Banken wurden vor kurzem noch von derselben Regierung dafür ausgebuht und an den öffentlichen Pranger gestellt, dass sie zu viele und zu hohe Risiken eingehen.
Die europäischen Regierungen (inkl. der unsrigen) waren auf mindestens einem Auge blind, als sie Griechenland in den Euro aufgenommen haben.

Und nun fordert diese Regierung, dass sich diese Banken mit Wissen um das hohe Risiko an demselben beteiligen sollen, nur um dabei zu helfen, den Mist, den andere verbockt haben, wieder zurechtzurücken. Und die Aktionäre sollen zusehen, wie die Risiken weiter ansteigen…

Unglaublich das alles!

Beste Grüße

Hansjörg Leichsenring

http://www.der-bank-blog.de/

dels Juni 21, 2011 um 10:45 Uhr

Hallo Herr Dr. Leichsenring,

da muss ich Ihnen heute ausnahmsweise einmal widersprechen. Eigentlich müsste die Regierung gar nichts von den Banken verlangen, sie müsste sich einfach nur heraushalten.

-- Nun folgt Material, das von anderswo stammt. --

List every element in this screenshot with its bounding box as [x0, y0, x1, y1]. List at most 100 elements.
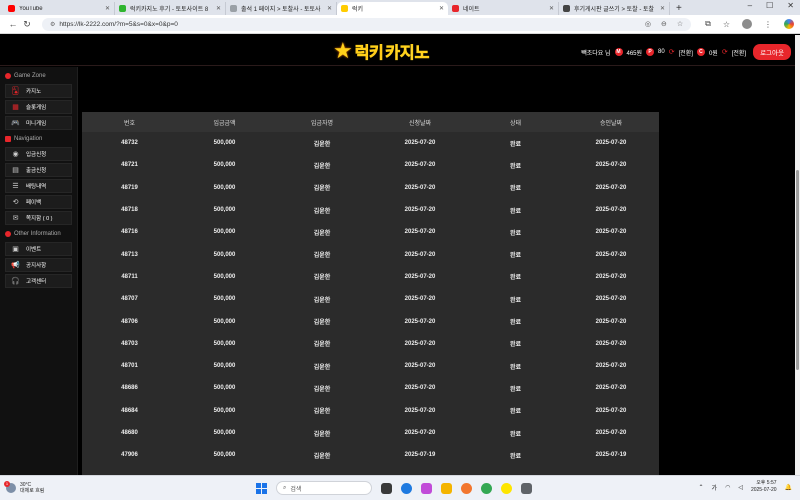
minimize-icon[interactable]: – [748, 1, 752, 10]
table-cell: 2025-07-20 [404, 273, 436, 280]
maximize-icon[interactable]: ☐ [766, 1, 773, 10]
refresh-icon[interactable]: ⟳ [669, 48, 675, 56]
table-cell: 47906 [121, 452, 138, 459]
profile-avatar-icon[interactable] [742, 19, 752, 29]
column-header: 신청날짜 [408, 120, 432, 127]
gift-icon: ▣ [12, 246, 19, 253]
point-convert-link[interactable]: [전환] [679, 48, 693, 57]
back-icon[interactable]: ← [6, 19, 20, 29]
clock-date: 2025-07-20 [750, 487, 777, 493]
sidebar-item-label: 슬롯게임 [26, 105, 47, 111]
logout-button[interactable]: 로그아웃 [753, 44, 791, 60]
firefox-icon[interactable] [461, 482, 472, 494]
sidebar-item[interactable]: ⟲ 페이백 [5, 195, 72, 209]
sidebar-item-label: 페이백 [26, 200, 42, 206]
copilot-icon[interactable] [421, 482, 432, 494]
table-cell: 2025-07-20 [404, 251, 436, 258]
bookmark-star-icon[interactable]: ☆ [677, 20, 683, 28]
tab-close-icon[interactable]: ✕ [439, 5, 444, 12]
browser-tab[interactable]: YouTube ✕ [4, 2, 115, 15]
table-cell: 48680 [121, 430, 138, 436]
sidebar-item[interactable]: 📢 공지사항 [5, 258, 72, 272]
table-cell: 2025-07-20 [404, 140, 436, 147]
sidebar-item[interactable]: ☰ 배팅내역 [5, 179, 72, 193]
tab-close-icon[interactable]: ✕ [549, 5, 554, 12]
chrome-icon[interactable] [481, 482, 492, 494]
url-text[interactable]: https://lk-2222.com/?m=5&s=0&x=0&p=0 [59, 21, 178, 28]
menu-kebab-icon[interactable]: ⋮ [764, 20, 772, 29]
ime-lang-indicator[interactable]: 가 [712, 483, 718, 492]
tab-close-icon[interactable]: ✕ [327, 5, 332, 12]
table-cell: 2025-07-20 [404, 184, 436, 191]
file-explorer-icon[interactable] [441, 482, 452, 494]
table-cell: 2025-07-20 [595, 162, 627, 169]
sidebar-item[interactable]: ▤ 출금신청 [5, 163, 72, 177]
browser-tab[interactable]: 네이트 ✕ [448, 2, 559, 15]
extensions-icon[interactable]: ⧉ [705, 19, 711, 29]
sidebar-item[interactable]: 🎧 고객센터 [5, 274, 72, 288]
sidebar-item-label: 쪽지함 ( 0 ) [26, 216, 53, 222]
site-logo[interactable]: ★ 럭키 카지노 [333, 38, 430, 63]
logo-accent-text: 카지노 [385, 42, 430, 62]
slot-icon: ▦ [12, 104, 19, 111]
column-header: 승인날짜 [599, 120, 623, 127]
clock[interactable]: 오후 5:57 2025-07-20 [751, 480, 777, 494]
tab-favicon-icon [341, 5, 348, 12]
clock-time: 오후 5:57 [756, 480, 777, 486]
app-icon[interactable] [521, 482, 532, 494]
reload-icon[interactable]: ↻ [20, 19, 34, 30]
site-info-icon[interactable]: ⚙ [50, 21, 55, 28]
notification-bell-icon[interactable]: 🔔 [785, 484, 792, 491]
browser-tab[interactable]: 럭키 ✕ [337, 2, 448, 15]
new-tab-button[interactable]: + [676, 2, 682, 15]
table-cell: 2025-07-20 [595, 184, 627, 191]
tray-chevron-icon[interactable]: ⌃ [699, 484, 704, 491]
search-icon: ⌕ [283, 484, 287, 491]
address-bar: ← ↻ ⚙ https://lk-2222.com/?m=5&s=0&x=0&p… [0, 15, 800, 34]
tab-favicon-icon [563, 5, 570, 12]
table-cell: 2025-07-20 [595, 296, 627, 303]
sidebar-item-label: 미니게임 [26, 121, 47, 127]
browser-tab[interactable]: 럭키카지노 후기 - 토토사이트 8 ✕ [115, 2, 226, 15]
refresh-icon-2[interactable]: ⟳ [722, 48, 728, 56]
volume-icon[interactable]: ◁ [738, 484, 743, 491]
sidebar-item[interactable]: 🂡 카지노 [5, 84, 72, 98]
browser-tab[interactable]: 출석 1 페이지 > 토찰사 - 토토사 ✕ [226, 2, 337, 15]
translate-icon[interactable]: ⊖ [661, 20, 667, 28]
tab-close-icon[interactable]: ✕ [216, 5, 221, 12]
taskbar-search-input[interactable]: ⌕ 검색 [276, 481, 372, 495]
kakaotalk-icon[interactable] [501, 482, 512, 494]
weather-widget[interactable]: 1 30°C 대체로 흐림 [0, 481, 44, 494]
browser-tab[interactable]: 후기게시판 글쓰기 > 토찰 - 토찰 ✕ [559, 2, 670, 15]
sidebar-item[interactable]: ✉ 쪽지함 ( 0 ) [5, 211, 72, 225]
table-cell: 김윤한 [313, 186, 331, 193]
bookmarks-icon[interactable]: ☆ [723, 20, 730, 29]
tab-close-icon[interactable]: ✕ [105, 5, 110, 12]
lens-icon[interactable]: ◎ [645, 20, 651, 28]
sidebar-item-label: 이벤트 [26, 247, 42, 253]
gemini-icon[interactable] [784, 19, 794, 29]
edge-browser-icon[interactable] [401, 482, 412, 494]
sidebar-item[interactable]: ◉ 입금신청 [5, 147, 72, 161]
table-cell: 2025-07-20 [404, 229, 436, 236]
sidebar-item[interactable]: ▣ 이벤트 [5, 242, 72, 256]
coupon-convert-link[interactable]: [전환] [732, 48, 746, 57]
table-cell: 완료 [509, 230, 522, 237]
table-cell: 김윤한 [313, 208, 331, 215]
network-icon[interactable]: ◠ [725, 484, 730, 491]
scrollbar-thumb[interactable] [796, 170, 799, 370]
windows-start-icon[interactable] [256, 482, 267, 494]
sidebar-item[interactable]: 🎮 미니게임 [5, 116, 72, 130]
url-omnibox[interactable]: ⚙ https://lk-2222.com/?m=5&s=0&x=0&p=0 ◎… [41, 17, 692, 31]
task-view-icon[interactable] [381, 482, 392, 494]
table-cell: 김윤한 [313, 386, 331, 393]
table-cell: 김윤한 [313, 431, 331, 438]
table-cell: 2025-07-20 [404, 340, 436, 347]
table-cell: 완료 [509, 297, 522, 304]
tab-close-icon[interactable]: ✕ [660, 5, 665, 12]
section-title-text: Navigation [14, 136, 43, 142]
close-window-icon[interactable]: ✕ [787, 1, 794, 10]
table-cell: 2025-07-20 [404, 363, 436, 370]
page-scrollbar[interactable] [795, 35, 800, 475]
sidebar-item[interactable]: ▦ 슬롯게임 [5, 100, 72, 114]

Normalerweise erarbeiten Schuldner (Griechenland) und Gläubiger (u.a. Banken) ein Konzept und nicht ungefragt ein Dritter. Aus diesem Konzept ergibt sich der jeweilige Sanierungsbeitrag.

Aber genau deswegen war es ungeschickt von der Politik überhaupt von einen „freiwilligen“ Beitrag der Banken zu sprechen.
Viele Grüße
Dirk Elsner

chriwi Juni 21, 2011 um 07:50 Uhr

Man hat die Banken zu groß werden lassen. Jetzt wo sie in der Krise sind haben die Staaten Angst, dass die Umschuldung volkswirtschaftlich teuerer ist als die Rettung.